The Court then went on to consider the issue of section 237(3). In accordance with the principles set by Re Tucker, the Court needed to be satisfied that France was a jurisdiction in which available procedural machinery was in place by which LCH France could be compelled to produce information and/or documents. In consideration of this point, the Court turned to Regulation (EC) 1206/2001 (the "Evidence Regulation") which allows Courts of an EU member state to request Courts of another EU member state to help obtain evidence from a witness for the purpose of a civil or commercial trial that is taking place in the relevant member state.
Crucially, under Article 1(2) of the Evidence Regulation, requests may only be made for evidence which is intended for use in judicial proceedings which have been commenced or are contemplated.
In this instance, the Court held that the Evidence Regulation did not apply because the administrators were 'fact finding' and proceedings were not in progress or contemplated. The assertion that the administrators sought the documentation to consider whether it may be appropriate to bring proceedings was not sufficient. The administration itself did not amount to proceedings for the purpose of the Evidence Regulation.
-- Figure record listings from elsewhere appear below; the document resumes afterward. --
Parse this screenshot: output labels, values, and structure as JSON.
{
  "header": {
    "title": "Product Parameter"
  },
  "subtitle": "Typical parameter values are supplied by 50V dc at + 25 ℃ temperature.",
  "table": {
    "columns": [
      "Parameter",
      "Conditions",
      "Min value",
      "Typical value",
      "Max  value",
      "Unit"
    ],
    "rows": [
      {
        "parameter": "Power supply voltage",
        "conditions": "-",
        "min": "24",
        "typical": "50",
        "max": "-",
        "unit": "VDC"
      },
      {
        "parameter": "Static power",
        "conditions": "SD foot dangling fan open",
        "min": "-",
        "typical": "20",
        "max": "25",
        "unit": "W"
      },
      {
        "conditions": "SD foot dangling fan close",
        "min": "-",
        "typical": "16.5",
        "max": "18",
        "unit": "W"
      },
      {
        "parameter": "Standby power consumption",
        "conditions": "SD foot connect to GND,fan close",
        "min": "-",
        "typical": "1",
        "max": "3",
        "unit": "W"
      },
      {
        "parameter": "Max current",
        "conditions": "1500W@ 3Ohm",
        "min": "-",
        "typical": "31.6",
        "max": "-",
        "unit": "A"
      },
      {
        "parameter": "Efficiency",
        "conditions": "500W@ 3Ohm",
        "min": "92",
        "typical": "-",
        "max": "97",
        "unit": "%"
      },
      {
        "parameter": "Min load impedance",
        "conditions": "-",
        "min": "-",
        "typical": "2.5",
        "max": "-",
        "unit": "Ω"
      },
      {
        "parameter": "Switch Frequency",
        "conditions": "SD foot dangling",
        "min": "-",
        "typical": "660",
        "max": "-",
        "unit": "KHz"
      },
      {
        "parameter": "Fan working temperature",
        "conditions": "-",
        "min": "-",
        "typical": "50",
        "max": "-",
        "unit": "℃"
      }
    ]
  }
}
The effect of the decision
The decision highlights that it is important to establish in applications under section 237(3) that appropriate machinery exists in the jurisdiction in which the respondent resides to make such an order. Furthermore, when dealing with non-EU respondents, or respondents in EU member states in insolvency proceedings not covered by the Insolvency Regulation, it will be crucial to establish that proceedings are either underway, or that they are being contemplated, before the Court will make an order. As set out above, fact finding will not amount to contemplation and therefore applicants will have to adduce evidence to the Court that proceedings are indeed being contemplated.
It should be noted that the decision does not sit easily with the recent decision of the Supreme Court in SA v Bilta  UKSC 23 whereby it was held that section 213 IA 1986 does have extra territorial effect for basing fraudulent trading claims.